Decided On August 11, 1999
Shri Ram Bearing Ltd. Appellant
V/S
CCE Respondents

JUDGEMENT

(1.) M /s. Shriram Bearings Ltd. have filed the present appeal against the order dated 25.3.1998 passed by the Commissioner, Central Excise, Jamshedpur. Briefly stated the facts are that the appellants manufacture ball bearings and avail of Modvat credit of the duty paid on inputs under Rule 57A of the Central Excise Rules. They cleared ball bearings valued at Rs. 2,87,91,035/ - during the period from April, 1990 to July, 1993 for special industrial purposes at nil rate of duty. The Commissioner under the impugned order, disallowed Modvat credit amounting to Rs. 11,73,238.49 and imposed a penalty of Rs. 50,000/ -, holding that when final product is chargeable to nil rate of duty under an exemption notification, credit of duty paid on inputs is not available as per the provisions of Rule 57C of the Central Excise Rules. He relied upon the decision in the case of Shiv Industries, : 1996 (88) ELT 71.

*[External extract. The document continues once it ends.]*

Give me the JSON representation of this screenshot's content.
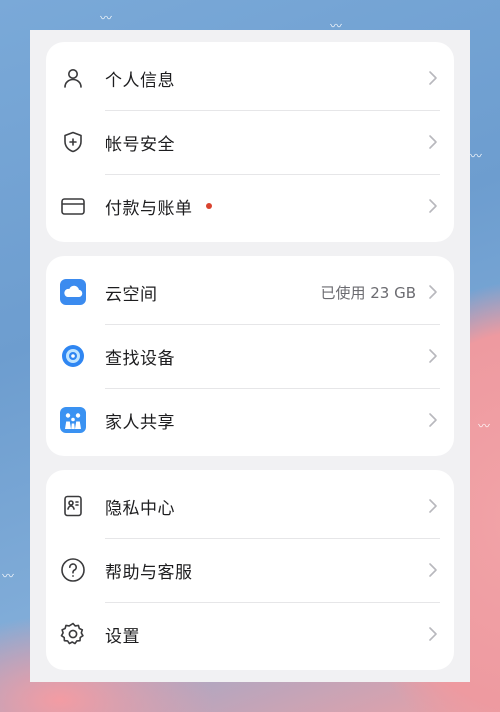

(2.) SHRI Gopal Prasad learned Advocate, submitted that ball bearings were leviable to duty at the tariff rate and at no time the ball bearings were exempt from payment of duty at the time of receipt of inputs; that resultantly the Modvat credit was correctly availed of; that the ball bearings supplied to the buyers on the strength of CT2 certificate were not of any specific industrial design, specific to the use for specified industrial purpose. He also mentioned that most of the demand was barred by limitation for the reason that the show cause notice had been issued for period beyond six months from the date of taking the Modvat credit in RG 23 Pt. I & II in respect of the inputs concerned and the allegation of suppression and wilful misdeclaration was not sustainable. The learned advocate referred to paragraphs 1 and 4 of the decision in Khanbhai Esoofbhai v. CCE,, 1999 (107) ELT 557 (T) wherein it was mentioned that conflicting views were expressed by different Benches of the Tribunal whether Modvat credit once validly taken can be disallowed when the final product had been exempted, to show that no irregularity was committed by the appellants in taking the Modvat credit. He further mentioned that they were not required to file a new classification list before clearing the ball bearings at nil rate of duty under GP 2 as observed by the Commissioner; that the appellants filed a revised price list which was approved which showed that final goods were sent under Chapter X Procedure; that GP 2 shows duty payable; AR 3 Number was mentioned which go to show that the fact of clearing the final goods at nil rate of duty was not suppressed from the Department. He relied upon the decision in the case of Corned Chemicals v. CCE, Baroda,, 1998 (77) ECR 409. The learned Advocate also submitted that there was no mention of interest in the show cause notice and as such interest cannot be demanded; that as the amount pertains to the period prior to 1993; interest cannot be demanded as the provision for charging the interest has been inserted in the Rules subsequently. Finally, he submitted that the Commissioner did not hear them before quantifying the amount of Modvat credit to be disallowed; that once the quantification of disputed amount was sent to office by the Commissioner, they should have also been heard; that no penalty is imposable as no irregularity was committed by them.

(3.) THE learned D.R. also submitted that under Self Removal Procedure, it was incumbent upon the appellants to file a classification list before clearing the goods at nil rate of duty and non -filing of classification list has been held amounting to suppression in the case of Jaishree Engineering Co P. Ltd. v. CCE, 1989 (40) ELT 214 (SC) :, 1989 (21) ECR 177 (SC :, ECR C 1376 SC; Metal Box of India v. CCE,, 1995 (75) ELT 449 (SC) :, 1995 (56) ECR 625 (SC) and Pusphpam Pharmaceuticals Co. v. CCE,, 1995 (78) ELT 401 (SC) :, 1997 (71) ECR 329 (SC) Regarding quantification of amount of Modvat credit to be reversed, he submitted that the Commissioner has dealt with the aspect in details in the impugned order and no averment has been made by the appellants against the same. He read out the findings of the Commissioner in this regard as contained in the internal page 12 of the impugned order; that Commissioner had met all the points raised by the Appellants and his findings have not been challenged by the appellants.